No e-mail divulgado pelo DN pode ler-se que Alvarez terá escrito que "na noite de terça-feira, o Fernando Lima telefonou-me a dizer que precisava de falar comigo". O encontro terá ocorrido em Abril de 2008, num café na Avenida de Roma. O assessor ter-lhe-á dito, pelo que se lê no e-mail, que "estava ali a falar comigo a pedido do próprio Presidente da República que acha que o gabinete do primeiro-ministro o anda a espiar".
"A grande prova disto tinha sido dada na Madeira onde o primeiro-ministro tinha enviado um tipo que trabalha para o MAI só para espiar os passos do Presidente e dos homens do seu gabinete", avança a missiva que acrescenta "depois entregou-me um dossier sobre um Rui Paulo da Silva Figueiredo, que é adjunto jurídico do primeiro-ministro e trabalha para o MAI".

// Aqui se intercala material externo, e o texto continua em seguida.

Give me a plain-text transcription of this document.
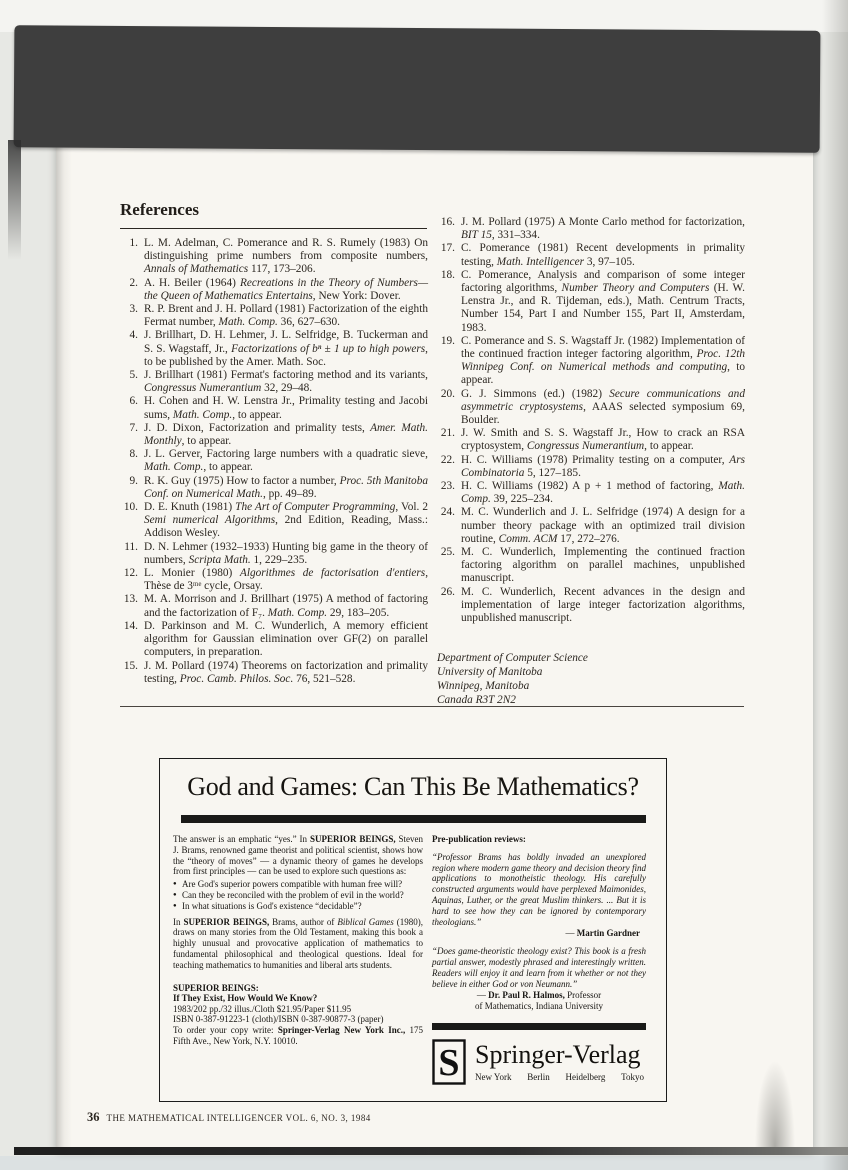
References
1. L. M. Adelman, C. Pomerance and R. S. Rumely (1983) On distinguishing prime numbers from composite numbers, Annals of Mathematics 117, 173–206.
2. A. H. Beiler (1964) Recreations in the Theory of Numbers—the Queen of Mathematics Entertains, New York: Dover.
3. R. P. Brent and J. H. Pollard (1981) Factorization of the eighth Fermat number, Math. Comp. 36, 627–630.
4. J. Brillhart, D. H. Lehmer, J. L. Selfridge, B. Tuckerman and S. S. Wagstaff, Jr., Factorizations of bⁿ ± 1 up to high powers, to be published by the Amer. Math. Soc.
5. J. Brillhart (1981) Fermat's factoring method and its variants, Congressus Numerantium 32, 29–48.
6. H. Cohen and H. W. Lenstra Jr., Primality testing and Jacobi sums, Math. Comp., to appear.
7. J. D. Dixon, Factorization and primality tests, Amer. Math. Monthly, to appear.
8. J. L. Gerver, Factoring large numbers with a quadratic sieve, Math. Comp., to appear.
9. R. K. Guy (1975) How to factor a number, Proc. 5th Manitoba Conf. on Numerical Math., pp. 49–89.
10. D. E. Knuth (1981) The Art of Computer Programming, Vol. 2 Semi numerical Algorithms, 2nd Edition, Reading, Mass.: Addison Wesley.
11. D. N. Lehmer (1932–1933) Hunting big game in the theory of numbers, Scripta Math. 1, 229–235.
12. L. Monier (1980) Algorithmes de factorisation d'entiers, Thèse de 3ᵐᵉ cycle, Orsay.
13. M. A. Morrison and J. Brillhart (1975) A method of factoring and the factorization of F₇. Math. Comp. 29, 183–205.
14. D. Parkinson and M. C. Wunderlich, A memory efficient algorithm for Gaussian elimination over GF(2) on parallel computers, in preparation.
15. J. M. Pollard (1974) Theorems on factorization and primality testing, Proc. Camb. Philos. Soc. 76, 521–528.
16. J. M. Pollard (1975) A Monte Carlo method for factorization, BIT 15, 331–334.
17. C. Pomerance (1981) Recent developments in primality testing, Math. Intelligencer 3, 97–105.
18. C. Pomerance, Analysis and comparison of some integer factoring algorithms, Number Theory and Computers (H. W. Lenstra Jr., and R. Tijdeman, eds.), Math. Centrum Tracts, Number 154, Part I and Number 155, Part II, Amsterdam, 1983.
19. C. Pomerance and S. S. Wagstaff Jr. (1982) Implementation of the continued fraction integer factoring algorithm, Proc. 12th Winnipeg Conf. on Numerical methods and computing, to appear.
20. G. J. Simmons (ed.) (1982) Secure communications and asymmetric cryptosystems, AAAS selected symposium 69, Boulder.
21. J. W. Smith and S. S. Wagstaff Jr., How to crack an RSA cryptosystem, Congressus Numerantium, to appear.
22. H. C. Williams (1978) Primality testing on a computer, Ars Combinatoria 5, 127–185.
23. H. C. Williams (1982) A p + 1 method of factoring, Math. Comp. 39, 225–234.
24. M. C. Wunderlich and J. L. Selfridge (1974) A design for a number theory package with an optimized trail division routine, Comm. ACM 17, 272–276.
25. M. C. Wunderlich, Implementing the continued fraction factoring algorithm on parallel machines, unpublished manuscript.
26. M. C. Wunderlich, Recent advances in the design and implementation of large integer factorization algorithms, unpublished manuscript.
Department of Computer Science
University of Manitoba
Winnipeg, Manitoba
Canada R3T 2N2
God and Games: Can This Be Mathematics?

The answer is an emphatic “yes.” In SUPERIOR BEINGS, Steven J. Brams, renowned game theorist and political scientist, shows how the “theory of moves” — a dynamic theory of games he develops from first principles — can be used to explore such questions as:

● Are God's superior powers compatible with human free will?
● Can they be reconciled with the problem of evil in the world?
● In what situations is God's existence “decidable”?

In SUPERIOR BEINGS, Brams, author of Biblical Games (1980), draws on many stories from the Old Testament, making this book a highly unusual and provocative application of mathematics to fundamental philosophical and theological questions. Ideal for teaching mathematics to humanities and liberal arts students.

SUPERIOR BEINGS:
If They Exist, How Would We Know?
1983/202 pp./32 illus./Cloth $21.95/Paper $11.95
ISBN 0-387-91223-1 (cloth)/ISBN 0-387-90877-3 (paper)

To order your copy write: Springer-Verlag New York Inc., 175 Fifth Ave., New York, N.Y. 10010.

Pre-publication reviews:

“Professor Brams has boldly invaded an unexplored region where modern game theory and decision theory find applications to monotheistic theology. His carefully constructed arguments would have perplexed Maimonides, Aquinas, Luther, or the great Muslim thinkers. ... But it is hard to see how they can be ignored by contemporary theologians.”

— Martin Gardner

“Does game-theoristic theology exist? This book is a fresh partial answer, modestly phrased and interestingly written. Readers will enjoy it and learn from it whether or not they believe in either God or von Neumann.”

— Dr. Paul R. Halmos, Professor
of Mathematics, Indiana University

S Springer-Verlag
New York Berlin Heidelberg Tokyo
36 THE MATHEMATICAL INTELLIGENCER VOL. 6, NO. 3, 1984
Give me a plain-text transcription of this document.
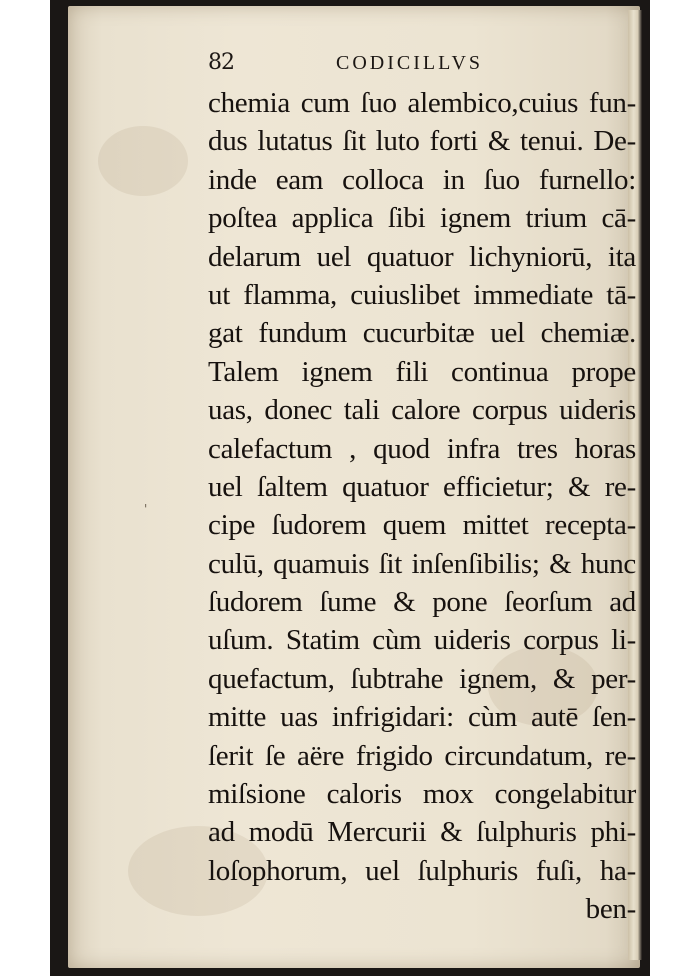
82	CODICILLVS
'
chemia cum ſuo alembico,cuius fun-
dus lutatus ſit luto forti & tenui. De-
inde eam colloca in ſuo furnello:
poſtea applica ſibi ignem trium cā-
delarum uel quatuor lichyniorū, ita
ut flamma, cuiuslibet immediate tā-
gat fundum cucurbitæ uel chemiæ.
Talem ignem fili continua prope
uas, donec tali calore corpus uideris
calefactum , quod infra tres horas
uel ſaltem quatuor efficietur; & re-
cipe ſudorem quem mittet recepta-
culū, quamuis ſit inſenſibilis; & hunc
ſudorem ſume & pone ſeorſum ad
uſum. Statim cùm uideris corpus li-
quefactum, ſubtrahe ignem, & per-
mitte uas infrigidari: cùm autē ſen-
ſerit ſe aëre frigido circundatum, re-
miſsione caloris mox congelabitur
ad modū Mercurii & ſulphuris phi-
loſophorum, uel ſulphuris fuſi, ha-
ben-
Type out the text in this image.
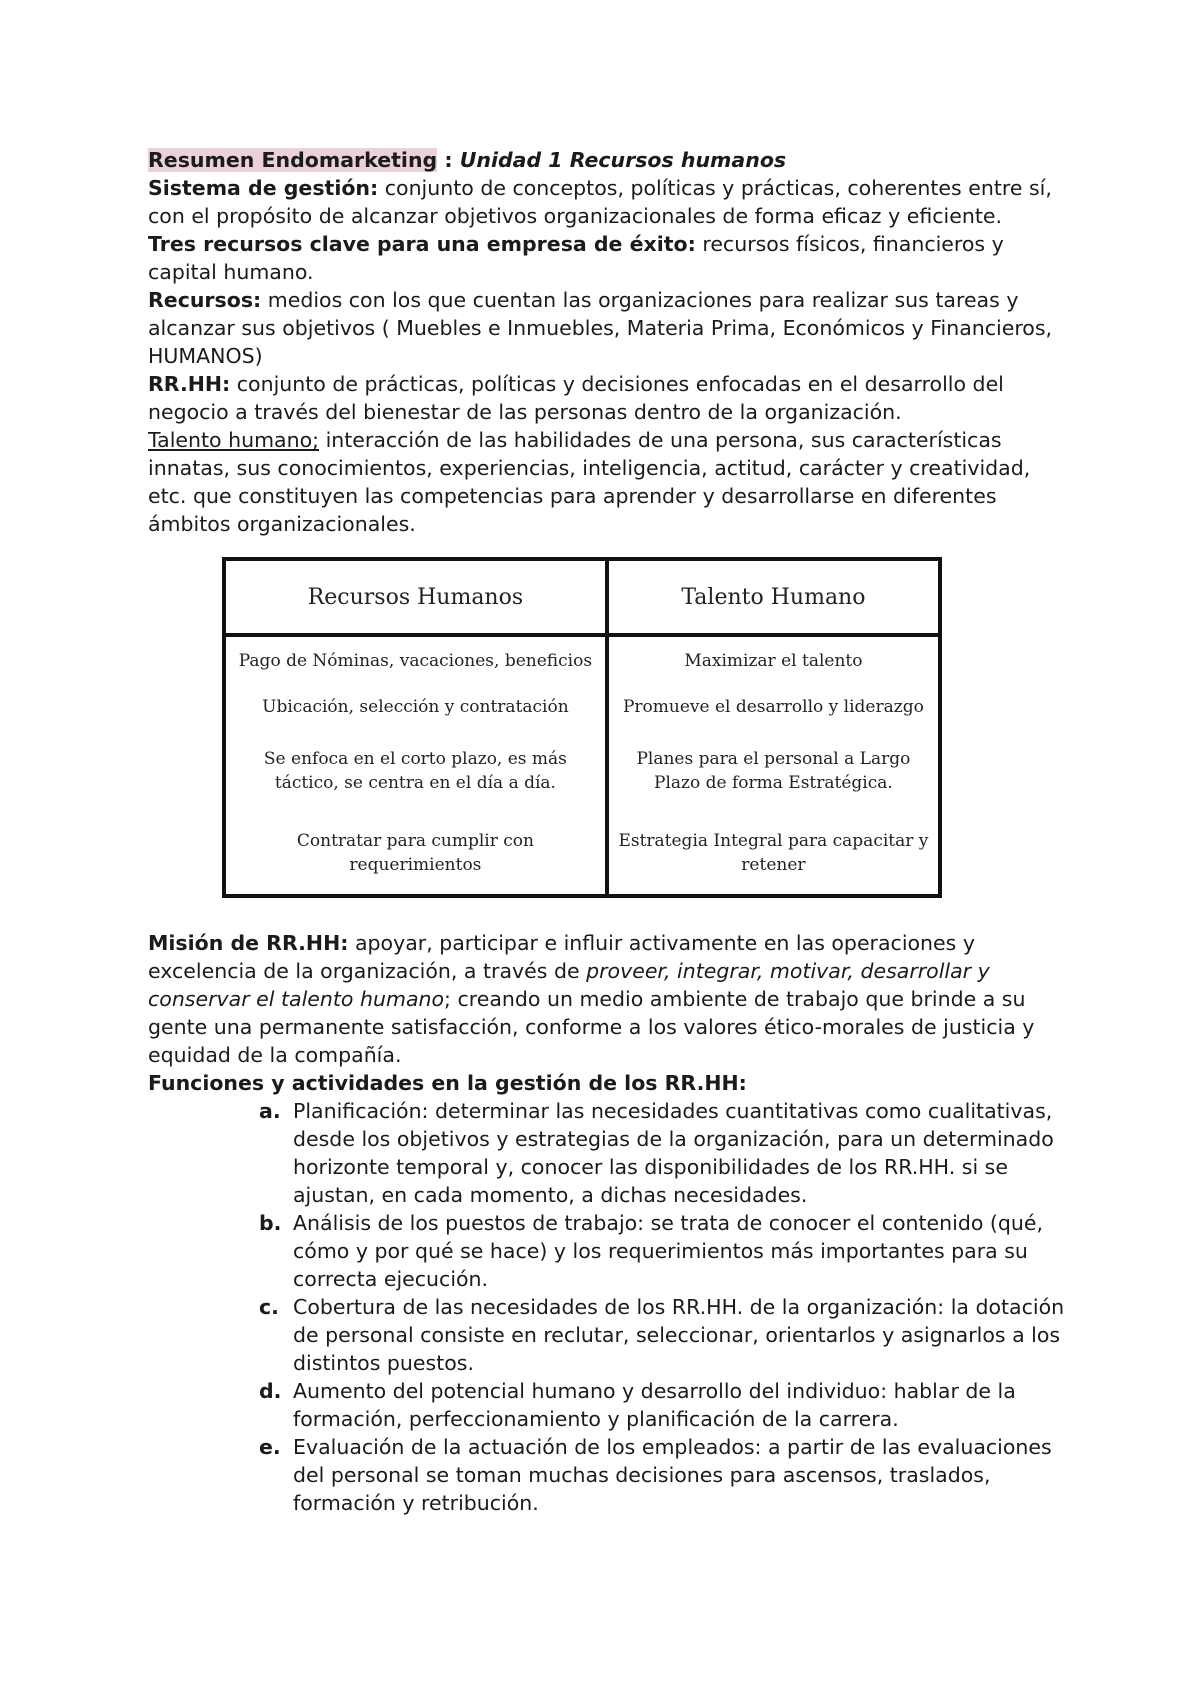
Resumen Endomarketing : Unidad 1 Recursos humanos

Sistema de gestión: conjunto de conceptos, políticas y prácticas, coherentes entre sí, con el propósito de alcanzar objetivos organizacionales de forma eficaz y eficiente.

Tres recursos clave para una empresa de éxito: recursos físicos, financieros y capital humano.

Recursos: medios con los que cuentan las organizaciones para realizar sus tareas y alcanzar sus objetivos ( Muebles e Inmuebles, Materia Prima, Económicos y Financieros, HUMANOS)

RR.HH: conjunto de prácticas, políticas y decisiones enfocadas en el desarrollo del negocio a través del bienestar de las personas dentro de la organización.

Talento humano; interacción de las habilidades de una persona, sus características innatas, sus conocimientos, experiencias, inteligencia, actitud, carácter y creatividad, etc. que constituyen las competencias para aprender y desarrollarse en diferentes ámbitos organizacionales.

Recursos Humanos	Talento Humano
Pago de Nóminas, vacaciones, beneficios	Maximizar el talento
Ubicación, selección y contratación	Promueve el desarrollo y liderazgo
Se enfoca en el corto plazo, es más táctico, se centra en el día a día.	Planes para el personal a Largo Plazo de forma Estratégica.
Contratar para cumplir con requerimientos	Estrategia Integral para capacitar y retener

Misión de RR.HH: apoyar, participar e influir activamente en las operaciones y excelencia de la organización, a través de proveer, integrar, motivar, desarrollar y conservar el talento humano; creando un medio ambiente de trabajo que brinde a su gente una permanente satisfacción, conforme a los valores ético-morales de justicia y equidad de la compañía.

Funciones y actividades en la gestión de los RR.HH:

a. Planificación: determinar las necesidades cuantitativas como cualitativas, desde los objetivos y estrategias de la organización, para un determinado horizonte temporal y, conocer las disponibilidades de los RR.HH. si se ajustan, en cada momento, a dichas necesidades.
b. Análisis de los puestos de trabajo: se trata de conocer el contenido (qué, cómo y por qué se hace) y los requerimientos más importantes para su correcta ejecución.
c. Cobertura de las necesidades de los RR.HH. de la organización: la dotación de personal consiste en reclutar, seleccionar, orientarlos y asignarlos a los distintos puestos.
d. Aumento del potencial humano y desarrollo del individuo: hablar de la formación, perfeccionamiento y planificación de la carrera.
e. Evaluación de la actuación de los empleados: a partir de las evaluaciones del personal se toman muchas decisiones para ascensos, traslados, formación y retribución.
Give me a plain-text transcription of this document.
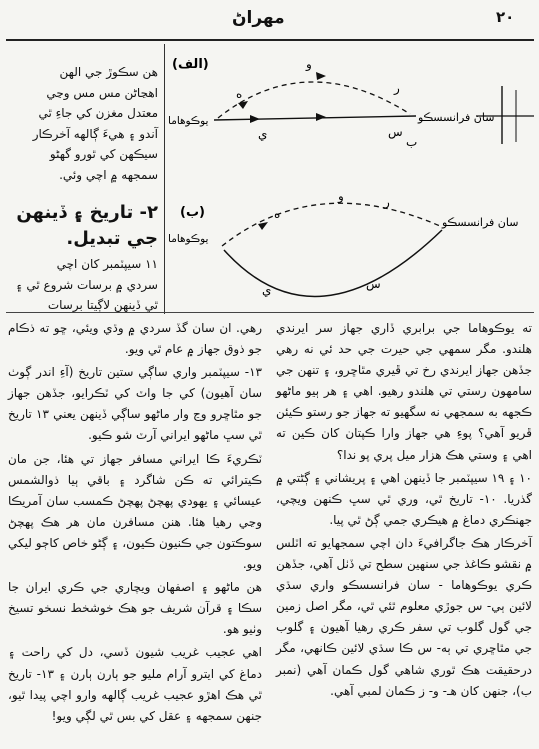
۲۰
مهراڻ
(الف)
يوڪوهاما	سان فرانسسڪو
و
ر
ه
ي	س
ب
(ب)
يوڪوهاما
سان فرانسسڪو
ر
و
ه
ي	س
هن سڪوڙ جي الهن
اهڃاڻن مس مس وڃي
معتدل مغزن کي جاءِ ٿي
آندو ۽ هيءَ ڳالهه آخرڪار
سيڪهن کي ٿورو گهڻو
سمجهه ۾ اچي وئي.
۲- تاريخ ۽ ڏينهن جي تبديل.
١١ سيپٽمبر کان اچي
سردي ۾ برسات شروع ٿي ۽
ٿي ڏينهن لاڳيتا برسات

رهي. ان سان گڏ سردي ۾ وڌي ويئي، ڇو ته ذڪام جو ذوق جهاز ۾ عام ٿي ويو.

١٣- سيپٽمبر واري ساڳي ستين تاريخ (آءِ اندر ڳوٺ سان آهيون) کي جا واٽ کي ٽڪرايو، جڏهن جهاز جو مٿاڇرو وڃ وار ماڻهو ساڳي ڏينهن يعني ١٣ تاريخ ٿي سڀ ماڻهو ايراني آرٽ شو ڪيو.

ٽڪريءَ ڪا ايراني مسافر جهاز تي هئا، جن مان ڪيترائي ته ڪن شاگرد ۽ باقي ٻيا ذوالشمس عيسائي ۽ يهودي پهچڻ پهچڻ ڪمسب سان آمريڪا وڃي رهيا هئا. هنن مسافرن مان هر هڪ پهچڻ سوڪتون جي ڪنيون ڪيون، ۽ ڳڻو خاص کاڄو ليکي ويو.

هن ماڻهو ۽ اصفهان ويچاري جي ڪري ايران جا سڪا ۽ قرآن شريف جو هڪ خوشخط نسخو تسيخ وٺيو هو.

اهي عجيب غريب شيون ڏسي، دل کي راحت ۽ دماغ کي ايترو آرام مليو جو ٻارن ٻارن ۽ ١٣- تاريخ ٿي هڪ اهڙو عجيب غريب ڳالهه وارو اچي پيدا ٿيو، جنهن سمجهه ۽ عقل کي بس ٿي لڳي ويو!

ته يوڪوهاما جي برابري ڏاري جهاز سر ايرندي هلندو. مگر سمهي جي حيرت جي حد ئي نه رهي جڏهن جهاز ايرندي رخ تي ڦيري مٿاڇرو، ۽ تنهن جي سامهون رستي تي هلندو رهيو. اهي ۽ هر ٻيو ماڻهو ڪجهه به سمجهي نه سگهيو ته جهاز جو رستو ڪيئن ڦريو آهي؟ پوءِ هي جهاز وارا ڪپتان کان ڪين ته اهي ۽ وستي هڪ هزار ميل پري پو ندا؟

١٠ ۽ ١٩ سيپٽمبر جا ڏينهن اهي ۽ پريشاني ۽ ڳڻتي ۾ گذريا. ١٠- تاريخ ٿي، وري ٿي سڀ ڪنهن ويچي، جهنڪري دماغ ۾ هيڪري جمي ڳڻ ٿي پيا.

آخرڪار هڪ جاگرافيءَ دان اچي سمجهايو ته اٽلس ۾ نقشو ڪاغذ جي سنهين سطح تي ڏٺل آهي، جڏهن ڪري يوڪوهاما - سان فرانسسڪو واري سڌي لائين ٻي- س جوڙي معلوم ٿئي ٿي، مگر اصل زمين جي گول گلوب تي سفر ڪري رهيا آهيون ۽ گلوب جي مٿاڇري تي ٻه- س ڪا سڌي لائين ڪانهي، مگر درحقيقت هڪ ٿوري شاهي گول ڪمان آهي (نمبر ب)، جنهن کان هـ- و- ز ڪمان لمبي آهي.
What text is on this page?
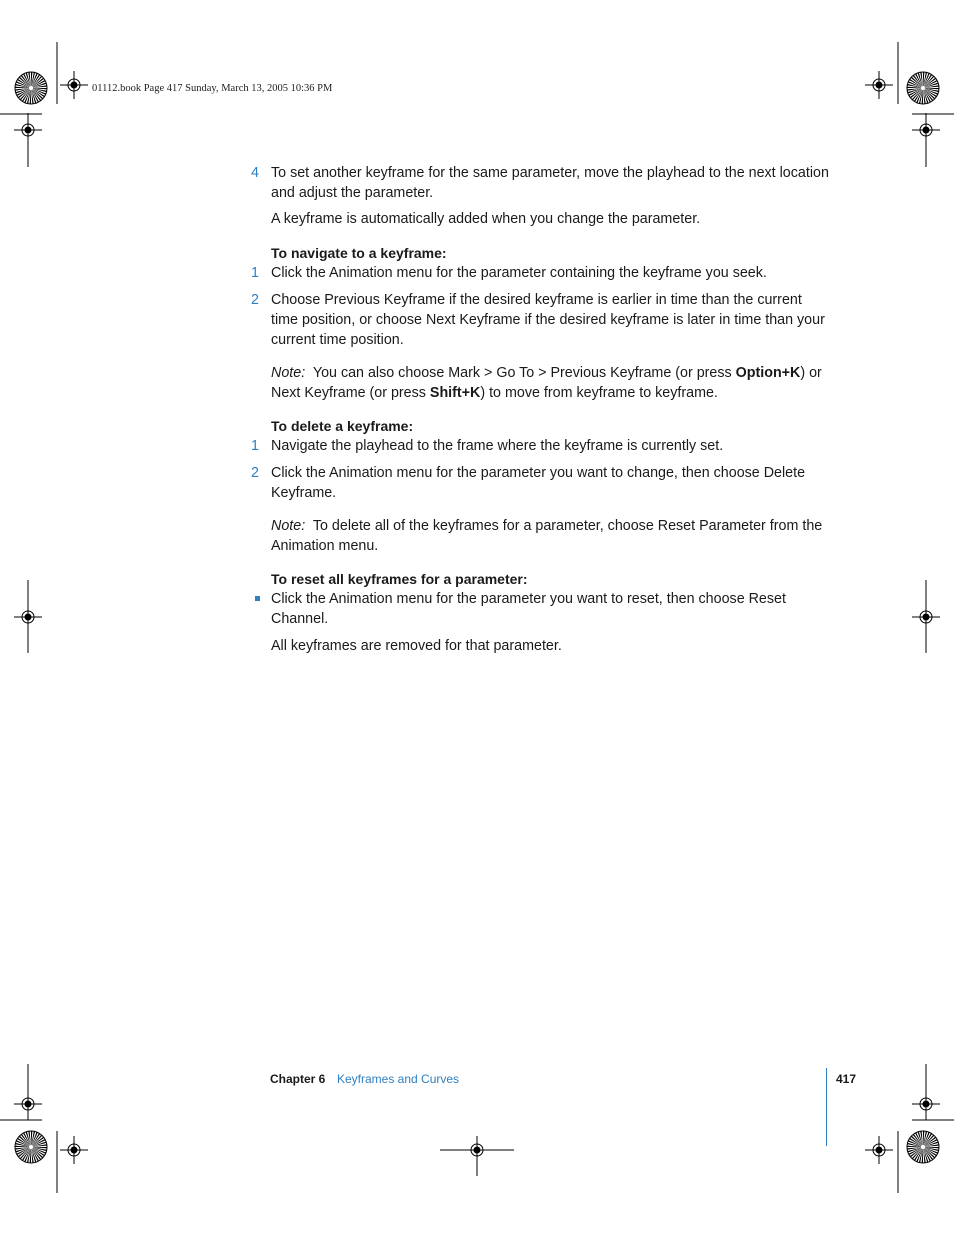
01112.book Page 417 Sunday, March 13, 2005 10:36 PM
4 To set another keyframe for the same parameter, move the playhead to the next location and adjust the parameter.
A keyframe is automatically added when you change the parameter.
To navigate to a keyframe:
1 Click the Animation menu for the parameter containing the keyframe you seek.
2 Choose Previous Keyframe if the desired keyframe is earlier in time than the current time position, or choose Next Keyframe if the desired keyframe is later in time than your current time position.
Note: You can also choose Mark > Go To > Previous Keyframe (or press Option+K) or Next Keyframe (or press Shift+K) to move from keyframe to keyframe.
To delete a keyframe:
1 Navigate the playhead to the frame where the keyframe is currently set.
2 Click the Animation menu for the parameter you want to change, then choose Delete Keyframe.
Note: To delete all of the keyframes for a parameter, choose Reset Parameter from the Animation menu.
To reset all keyframes for a parameter:
Click the Animation menu for the parameter you want to reset, then choose Reset Channel.
All keyframes are removed for that parameter.
Chapter 6 Keyframes and Curves	417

No e-mail, Luciano Alvarez terá escrito ainda ainda que "esta história, que pode ser uma bomba ou não dar em nada, tem de começar na Madeira", acrescentado "que o Lima sugere duas perguntas para o início do trabalho (até porque a eles também lhes interessa que isto comece na Madeira para não parecer que foi Belém que passou esta informação, mas sim alguém ligado ao Jardim)".
Na mensagem de correio electrónico enviada por Luciano Alvarez a Tolentino da Nóbrega é ainda referido "que tudo isto pode ser paranóia do Presidente da República e do Lima, mas não deixa de ser grave que o PR pense isto".
"O Lima sugeriu-me que tratasse com ele desta história por e-mail porque estão com medo das escutas", acrescenta Luciano Alvarez, sublinhando que "esta história só é do conhecimento do PR, do Lima, minha e do Zé Manuel Fernandes (que me pediu para não contar a ninguém, mas mesmo ninguém, mas eu tinha de ta contar para tu te pores em campo com o conhecimento total do que estamos a falar). Peço-te por isso toda a discrição".
"Um abraço e vai-te a eles", remata o e-mail hoje divulgado pelo DN.
No mesmo artigo é ainda publicada uma nota da direcção do Diário de Notícias que refere que "sabemos que estamos perante uma situação muito grave - mas documentos que temos na nossa posse não nos permitem fazer de conta que não sabemos".
"O que contamos está evidenciado nestes documentos e autenticidade daquele que é o mais relevante foi-nos confirmada por um dos destinatários", acrescenta.
Director do Público afirma que jornal pode estar sob escuta
José Manuel Fernandes, director do Público, afirma que o seu jornal poderá estar sob escuta e que o acesso ao e-mail trocado entre Luciano Alvarez e Tolentino da Nóbrega só pode ter sido feito pelos serviços secretos.
"Esse mail circulou apenas entre cinco pessoas e nenhuma delas enviou o e-mail para o exterior. Portanto se o mail apareceu em três jornais é porque o Público está sob escuta", afirmou José Manuel Fernandes à TSF, que acrescentou que os serviços de telecomunicações do jornal "vão fazer uma auditoria ao que se passou, para tentar apurar onde é que se verificou a intrusão".
"Conhecendo de quem dependem os serviços de informações, que dependem do primeiro-ministro, e sabendo que estamos a falar de um caso de escutas e sobretudo quando percebi que tinham ido parar a três órgãos de informação diferentes acho que é um trabalho do serviço de informações ou de alguém do género", acusou.
José Manuel Fernandes aponta ainda o dedo ao Diário de Notícias que acusa de violar o Código Deontológico dos Jornalistas.
"Um jornal tendo acesso a um documento destes, e tendo-lhe sido dito que parte dele era forjado, porque parte dele é forjado, não só o utilize como se baseie nele para revelar a fonte do jornalista, que é uma violação do Código Deontológico dos Jornalistas", frisou.
SIS nega acusações de José Manuel Fernandes
Os Serviços de Informações de Segurança negaram o seu envolvimento em eventuais escutas feitas à Presidência da República ou intercepção de comunicações internas do jornal Público.
Num curto de comunicado, de três linhas, o director-geral do SIS, Antero Luís, repudia "as declarações do Dr. José Manuel Fernandes" e desmente "categoricamente o envolvimento do Serviço de Informações de segurança em qualquer actividade de escutas ou intercepção de chamadas".